Comentario
Lo cierto es que se trata de un fenómeno complejo, pero en el que varios factores parecen evidentes. El primero, de enorme importancia, es el que predomina fuera del territorio de la Grecia tradicional: en las nuevas ciudades -Alejandría, Antioquía, Seleucia-, el problema esencial es la propia escasez de pobladores griegos, si tenemos en cuenta el número de nativos y sus fuertes tradiciones. En Siria, en Egipto sobre todo, pronto se revela inviable la postura fusionadora de Alejandro, con sus matrimonios mixtos y su unificación de razas y culturas bajo el patrocinio regio. Aún Ptolomeo I intentará, durante unos años, una política de este tipo -no otra cosa supone el apoyo a ese dios híbrido que fue Serapis-, pero pronto se revelará tan imposible helenizar a los egipcios, orgullosos de su cultura faraónica, como egiptizar a los griegos, envanecidos por su situación victoriosa y rectora. Y estos griegos, precisamente, se empeñarán en ser, lejos de sus lugares de origen, lo más griegos que puedan, importando del Egeo sus alimentos tradicionales -vino, higos, etc.-, releyendo a sus clásicos, repitiendo machaconamente sus ritos religiosos o funerarios, y hasta fomentando los juegos atléticos a los que estaban acostumbrados.
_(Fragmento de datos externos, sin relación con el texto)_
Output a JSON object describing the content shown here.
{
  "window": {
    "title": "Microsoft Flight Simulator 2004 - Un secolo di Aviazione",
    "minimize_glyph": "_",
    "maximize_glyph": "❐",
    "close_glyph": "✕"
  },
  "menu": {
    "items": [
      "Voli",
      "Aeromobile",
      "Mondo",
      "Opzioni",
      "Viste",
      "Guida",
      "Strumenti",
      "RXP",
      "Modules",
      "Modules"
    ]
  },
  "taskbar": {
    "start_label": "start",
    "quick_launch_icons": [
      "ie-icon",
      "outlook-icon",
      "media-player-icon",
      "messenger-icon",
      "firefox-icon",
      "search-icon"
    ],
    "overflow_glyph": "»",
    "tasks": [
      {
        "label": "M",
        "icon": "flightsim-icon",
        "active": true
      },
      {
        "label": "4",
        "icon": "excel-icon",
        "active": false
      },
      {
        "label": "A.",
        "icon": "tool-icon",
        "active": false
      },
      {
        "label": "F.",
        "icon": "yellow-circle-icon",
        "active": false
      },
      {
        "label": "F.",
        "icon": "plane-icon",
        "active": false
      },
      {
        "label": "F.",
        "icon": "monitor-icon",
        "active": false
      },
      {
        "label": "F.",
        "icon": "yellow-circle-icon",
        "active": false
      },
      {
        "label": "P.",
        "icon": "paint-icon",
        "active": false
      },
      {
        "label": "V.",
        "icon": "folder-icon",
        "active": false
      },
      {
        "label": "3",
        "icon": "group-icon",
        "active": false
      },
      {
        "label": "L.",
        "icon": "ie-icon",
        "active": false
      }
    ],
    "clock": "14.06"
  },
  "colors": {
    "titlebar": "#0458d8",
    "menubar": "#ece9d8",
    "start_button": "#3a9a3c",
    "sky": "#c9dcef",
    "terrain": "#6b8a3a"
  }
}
En el campo de la cultura y del arte, esta actitud sólo podía llevar al conservadurismo más radical. Unidos griegos de distintos orígenes en las nuevas capitales, hubo de imponerse una lengua común que superase los dialectos; y para ello, nada más sencillo que utilizar el lenguaje literario de más uso, el ático de mediados del siglo IV a. C., tan empleado en la oratoria como en las transacciones comerciales. Era una lengua que ya empezaba a resultar académica y formalista en la propia Atenas de h. 300 a. C., pero que se difundió como signo de cultura en todas las escuelas griegas del Mediterráneo oriental: de ahí que se la denomine "lengua común o koiné". En cuanto al arte, ocurrió un fenómeno semejante: lo ya prestigioso en los lugares de origen de los emigrantes pasó a ser considerado lo bueno por definición, a expensas de posibles innovaciones: el hombre de Alejandría o de Antioquía deseaba tener dioses idénticos a los que dejara en su aldea nativa.
En la Grecia propia, y por razones muy distintas, se imponía la misma solución: las arruinadas regiones del Peloponeso, al igual que la derrotada y decaída Atenas, son conscientes de la crisis que viven y, nostálgicas de un pasado mejor, sienten tendencia a aferrarse cuanto pueden a sus tradiciones: no es momento de intentar novedades, sino de mirarse complacientemente el ombligo, de comprobar cómo ha sido la cultura propia de generaciones anteriores la que ha dado como fruto un presente universal que quizá se escapa al propio control, pero que en todas partes se considera halagüeño. Hay que recordar a los genios pretéritos, ahora ya patrimonio de la humanidad helenizada, o, en el mejor y más creativo de los casos, hay que saber buscar la síntesis entre una mentalidad griega, forjada en el estudio de los clásicos, y los problemas generales del hombre, despojados del lastre localista: los filósofos hablarán de la naturaleza y del ser humano, no de los sistemas políticos concretos, el teatro olvidará los asuntos peculiares de la pequeña Atenas para abrirse a la comedia de caracteres, y los artistas se centrarán en la búsqueda de un clasicismo totalizador, concebido como la síntesis de corrientes personales anteriores.